Partir à la conquête de nouveaux territoires comme les parkings souterrains dit forcément élargir son panel de clients. D’autres prospects entrent alors en jeu. « L’association avec Indigo nous permet de franchir un nouveau cap et de nous intéresser d’un peu plus près à une cible stratégique », lance Bertrand Cormier. Midas a, depuis deux ans, entamé une démarche de conquête auprès des flottes d’entreprises et des gestionnaires de parc, en leur facilitant l’accès à l’entretien. Si les tests du satellite se révèlent concluants, le dirigeant compte développer le concept en France et se rapprocher des entreprises. Mais les premiers retours sont en deçà des objectifs prévus par l’enseigne.

« Le premier bilan est nuancé. Nous allons par conséquent lancer une campagne de communication pour éviter les prestations épisodiques », avoue Bertrand Cormier.

Nous n’en saurons pas plus. Comme pour tous les nouveaux projets, le retour gagnant peut prendre du temps. D’autant qu’il faut savoir tout apprivoiser. Les contraintes sécuritaires et environnementales sont aussi importantes qu’à l’extérieur, si ce n’est davantage.

« Au fur et à mesure, nous avons découvert tout l’aspect réglementaire. S’il ne limite pas les ambitions, c’est en revanche un véritable apprentissage. Mais aujourd’hui, nous pouvons dire que nous maîtrisons tout », admet Florian Grimault (Euro Repar Car Service).

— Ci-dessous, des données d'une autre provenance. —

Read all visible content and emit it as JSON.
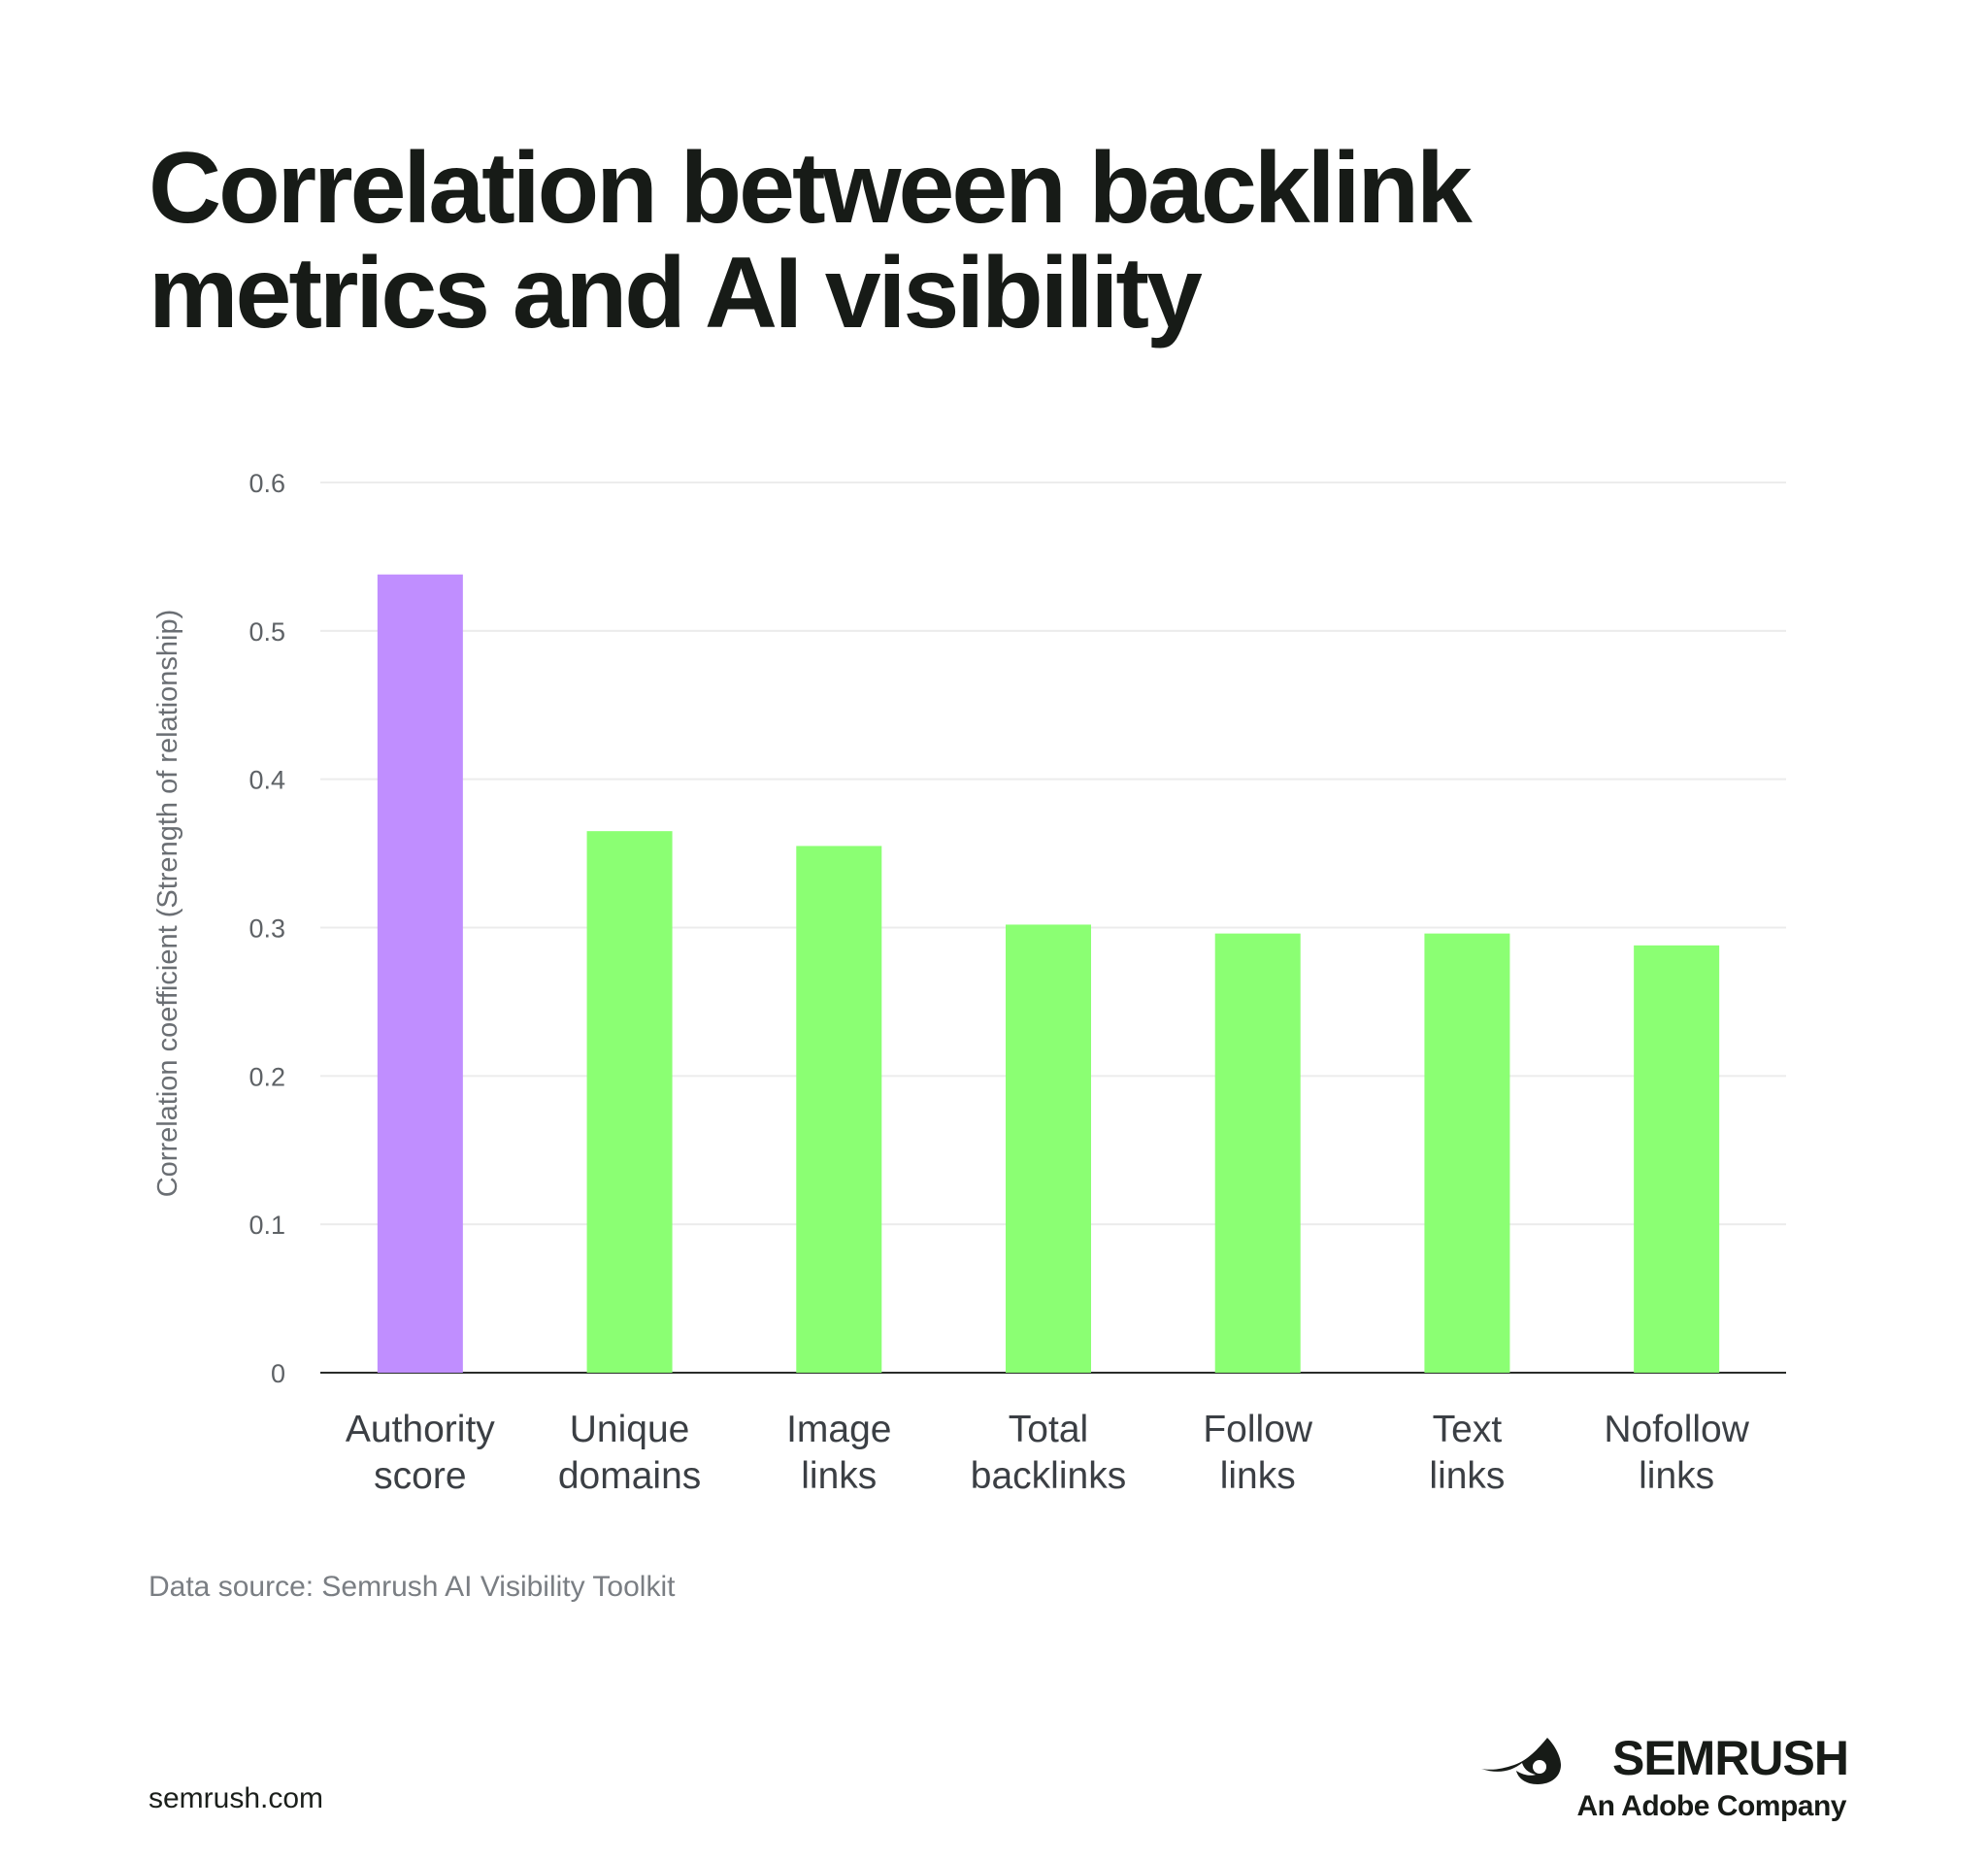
{
  "chart_data": {
    "type": "bar",
    "title": "Correlation between backlink metrics and AI visibility",
    "title_lines": [
      "Correlation between backlink",
      "metrics and AI visibility"
    ],
    "xlabel": "",
    "ylabel": "Correlation coefficient (Strength of relationship)",
    "ylim": [
      0,
      0.6
    ],
    "yticks": [
      "0",
      "0.1",
      "0.2",
      "0.3",
      "0.4",
      "0.5",
      "0.6"
    ],
    "grid": true,
    "legend": "none",
    "categories": [
      [
        "Authority",
        "score"
      ],
      [
        "Unique",
        "domains"
      ],
      [
        "Image",
        "links"
      ],
      [
        "Total",
        "backlinks"
      ],
      [
        "Follow",
        "links"
      ],
      [
        "Text",
        "links"
      ],
      [
        "Nofollow",
        "links"
      ]
    ],
    "values": [
      0.538,
      0.365,
      0.355,
      0.302,
      0.296,
      0.296,
      0.288
    ],
    "highlight_index": 0,
    "colors": {
      "highlight": "#c08eff",
      "default": "#8bff73",
      "grid": "#ececec",
      "axis": "#2a2d2a"
    }
  },
  "footer": {
    "source": "Data source: Semrush AI Visibility Toolkit",
    "website": "semrush.com",
    "brand_name": "SEMRUSH",
    "brand_tagline": "An Adobe Company",
    "brand_icon": "semrush-flame-icon"
  }
}
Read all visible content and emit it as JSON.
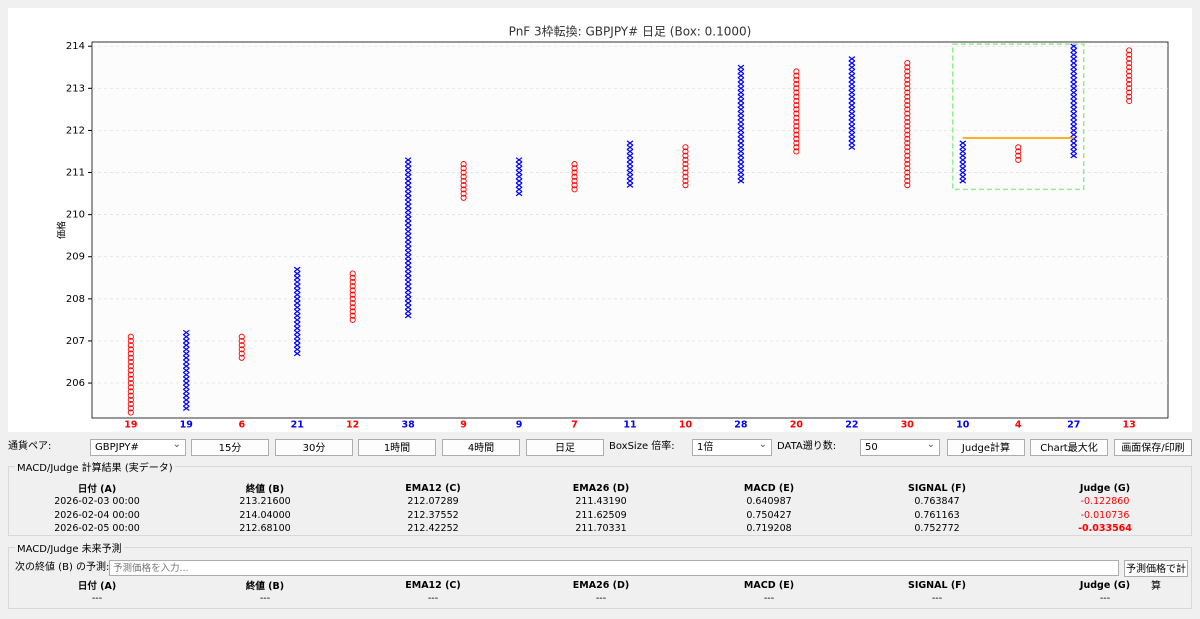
{
  "chart_data": {
    "type": "pnf",
    "title": "PnF 3枠転換: GBPJPY# 日足 (Box: 0.1000)",
    "y_label": "価格",
    "x_color": "#0000ff",
    "o_color": "#ff0000",
    "columns": [
      {
        "kind": "O",
        "count": 19,
        "low": 205.3,
        "high": 207.1
      },
      {
        "kind": "X",
        "count": 19,
        "low": 205.4,
        "high": 207.2
      },
      {
        "kind": "O",
        "count": 6,
        "low": 206.6,
        "high": 207.1
      },
      {
        "kind": "X",
        "count": 21,
        "low": 206.7,
        "high": 208.7
      },
      {
        "kind": "O",
        "count": 12,
        "low": 207.5,
        "high": 208.6
      },
      {
        "kind": "X",
        "count": 38,
        "low": 207.6,
        "high": 211.3
      },
      {
        "kind": "O",
        "count": 9,
        "low": 210.4,
        "high": 211.2
      },
      {
        "kind": "X",
        "count": 9,
        "low": 210.5,
        "high": 211.3
      },
      {
        "kind": "O",
        "count": 7,
        "low": 210.6,
        "high": 211.2
      },
      {
        "kind": "X",
        "count": 11,
        "low": 210.7,
        "high": 211.7
      },
      {
        "kind": "O",
        "count": 10,
        "low": 210.7,
        "high": 211.6
      },
      {
        "kind": "X",
        "count": 28,
        "low": 210.8,
        "high": 213.5
      },
      {
        "kind": "O",
        "count": 20,
        "low": 211.5,
        "high": 213.4
      },
      {
        "kind": "X",
        "count": 22,
        "low": 211.6,
        "high": 213.7
      },
      {
        "kind": "O",
        "count": 30,
        "low": 210.7,
        "high": 213.6
      },
      {
        "kind": "X",
        "count": 10,
        "low": 210.8,
        "high": 211.7
      },
      {
        "kind": "O",
        "count": 4,
        "low": 211.3,
        "high": 211.6
      },
      {
        "kind": "X",
        "count": 27,
        "low": 211.4,
        "high": 214.0
      },
      {
        "kind": "O",
        "count": 13,
        "low": 212.7,
        "high": 213.9
      }
    ],
    "xlim": [
      -0.7,
      18.7
    ],
    "ylim": [
      205.17,
      214.1
    ],
    "yticks": [
      206,
      207,
      208,
      209,
      210,
      211,
      212,
      213,
      214
    ],
    "grid": true,
    "level": {
      "value": 211.82,
      "color": "#ffa500"
    },
    "highlight": {
      "ylim": [
        210.6,
        214.05
      ],
      "color": "#90ee90"
    }
  },
  "controls": {
    "pair_label": "通貨ペア:",
    "pair": "GBPJPY#",
    "timeframes": [
      "15分",
      "30分",
      "1時間",
      "4時間",
      "日足"
    ],
    "boxsize_label": "BoxSize 倍率:",
    "boxsize": "1倍",
    "data_count_label": "DATA遡り数:",
    "data_count": "50",
    "buttons": [
      "Judge計算",
      "Chart最大化",
      "画面保存/印刷"
    ]
  },
  "results": {
    "title": "MACD/Judge 計算結果 (実データ)",
    "headers": [
      "日付 (A)",
      "終値 (B)",
      "EMA12 (C)",
      "EMA26 (D)",
      "MACD (E)",
      "SIGNAL (F)",
      "Judge (G)"
    ],
    "rows": [
      [
        "2026-02-03 00:00",
        "213.21600",
        "212.07289",
        "211.43190",
        "0.640987",
        "0.763847",
        "-0.122860"
      ],
      [
        "2026-02-04 00:00",
        "214.04000",
        "212.37552",
        "211.62509",
        "0.750427",
        "0.761163",
        "-0.010736"
      ],
      [
        "2026-02-05 00:00",
        "212.68100",
        "212.42252",
        "211.70331",
        "0.719208",
        "0.752772",
        "-0.033564"
      ]
    ]
  },
  "forecast": {
    "title": "MACD/Judge 未来予測",
    "prompt": "次の終値 (B) の予測:",
    "placeholder": "予測価格を入力...",
    "button": "予測価格で計算",
    "headers": [
      "日付 (A)",
      "終値 (B)",
      "EMA12 (C)",
      "EMA26 (D)",
      "MACD (E)",
      "SIGNAL (F)",
      "Judge (G)"
    ],
    "rows": [
      [
        "---",
        "---",
        "---",
        "---",
        "---",
        "---",
        "---"
      ]
    ]
  }
}
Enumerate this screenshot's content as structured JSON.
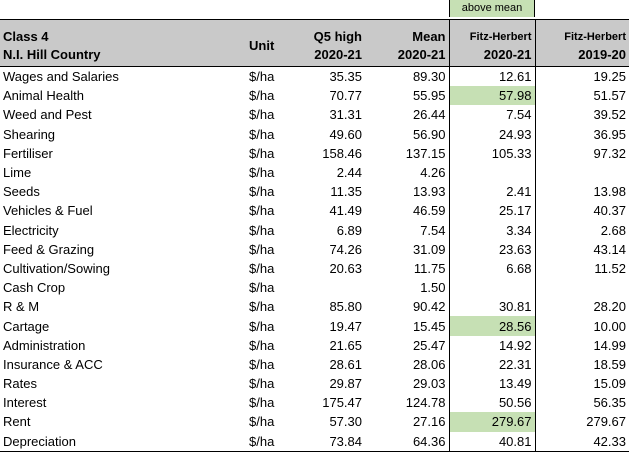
{
  "legend": {
    "label": "above mean",
    "color": "#c6e0b4"
  },
  "header": {
    "title_line1": "Class 4",
    "title_line2": "N.I. Hill Country",
    "unit": "Unit",
    "q5_line1": "Q5 high",
    "q5_line2": "2020-21",
    "mean_line1": "Mean",
    "mean_line2": "2020-21",
    "fh21_line1": "Fitz-Herbert",
    "fh21_line2": "2020-21",
    "fh20_line1": "Fitz-Herbert",
    "fh20_line2": "2019-20"
  },
  "rows": [
    {
      "name": "Wages and Salaries",
      "unit": "$/ha",
      "q5": "35.35",
      "mean": "89.30",
      "fh21": "12.61",
      "fh20": "19.25",
      "above_mean": false
    },
    {
      "name": "Animal Health",
      "unit": "$/ha",
      "q5": "70.77",
      "mean": "55.95",
      "fh21": "57.98",
      "fh20": "51.57",
      "above_mean": true
    },
    {
      "name": "Weed and Pest",
      "unit": "$/ha",
      "q5": "31.31",
      "mean": "26.44",
      "fh21": "7.54",
      "fh20": "39.52",
      "above_mean": false
    },
    {
      "name": "Shearing",
      "unit": "$/ha",
      "q5": "49.60",
      "mean": "56.90",
      "fh21": "24.93",
      "fh20": "36.95",
      "above_mean": false
    },
    {
      "name": "Fertiliser",
      "unit": "$/ha",
      "q5": "158.46",
      "mean": "137.15",
      "fh21": "105.33",
      "fh20": "97.32",
      "above_mean": false
    },
    {
      "name": "Lime",
      "unit": "$/ha",
      "q5": "2.44",
      "mean": "4.26",
      "fh21": "",
      "fh20": "",
      "above_mean": false
    },
    {
      "name": "Seeds",
      "unit": "$/ha",
      "q5": "11.35",
      "mean": "13.93",
      "fh21": "2.41",
      "fh20": "13.98",
      "above_mean": false
    },
    {
      "name": "Vehicles & Fuel",
      "unit": "$/ha",
      "q5": "41.49",
      "mean": "46.59",
      "fh21": "25.17",
      "fh20": "40.37",
      "above_mean": false
    },
    {
      "name": "Electricity",
      "unit": "$/ha",
      "q5": "6.89",
      "mean": "7.54",
      "fh21": "3.34",
      "fh20": "2.68",
      "above_mean": false
    },
    {
      "name": "Feed & Grazing",
      "unit": "$/ha",
      "q5": "74.26",
      "mean": "31.09",
      "fh21": "23.63",
      "fh20": "43.14",
      "above_mean": false
    },
    {
      "name": "Cultivation/Sowing",
      "unit": "$/ha",
      "q5": "20.63",
      "mean": "11.75",
      "fh21": "6.68",
      "fh20": "11.52",
      "above_mean": false
    },
    {
      "name": "Cash Crop",
      "unit": "$/ha",
      "q5": "",
      "mean": "1.50",
      "fh21": "",
      "fh20": "",
      "above_mean": false
    },
    {
      "name": "R & M",
      "unit": "$/ha",
      "q5": "85.80",
      "mean": "90.42",
      "fh21": "30.81",
      "fh20": "28.20",
      "above_mean": false
    },
    {
      "name": "Cartage",
      "unit": "$/ha",
      "q5": "19.47",
      "mean": "15.45",
      "fh21": "28.56",
      "fh20": "10.00",
      "above_mean": true
    },
    {
      "name": "Administration",
      "unit": "$/ha",
      "q5": "21.65",
      "mean": "25.47",
      "fh21": "14.92",
      "fh20": "14.99",
      "above_mean": false
    },
    {
      "name": "Insurance & ACC",
      "unit": "$/ha",
      "q5": "28.61",
      "mean": "28.06",
      "fh21": "22.31",
      "fh20": "18.59",
      "above_mean": false
    },
    {
      "name": "Rates",
      "unit": "$/ha",
      "q5": "29.87",
      "mean": "29.03",
      "fh21": "13.49",
      "fh20": "15.09",
      "above_mean": false
    },
    {
      "name": "Interest",
      "unit": "$/ha",
      "q5": "175.47",
      "mean": "124.78",
      "fh21": "50.56",
      "fh20": "56.35",
      "above_mean": false
    },
    {
      "name": "Rent",
      "unit": "$/ha",
      "q5": "57.30",
      "mean": "27.16",
      "fh21": "279.67",
      "fh20": "279.67",
      "above_mean": true
    },
    {
      "name": "Depreciation",
      "unit": "$/ha",
      "q5": "73.84",
      "mean": "64.36",
      "fh21": "40.81",
      "fh20": "42.33",
      "above_mean": false
    }
  ]
}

De fait, les deux enseignes ne se sont pas fixé d’objectif, elles évoquent seulement les termes « test » ou encore « laboratoire ». « Nous faisons les choses dans le bon ordre et évitons d’ouvrir des sites à outrance, car c’est un autre modèle économique. Mais si notre développement de franchisés doit passer par de petits satellites Midas, nous le ferons au bon rythme », se projette Bertrand Cormier.
Deux autres projets de mini-succursale sont à l’étude en Île-de-France pour Midas. Selon Florian Grimault, un centre commercial moyen en France peut drainer plus de 10 millions de personnes par an. Sa seule aspiration alors est « d’aller là où c’est possible ».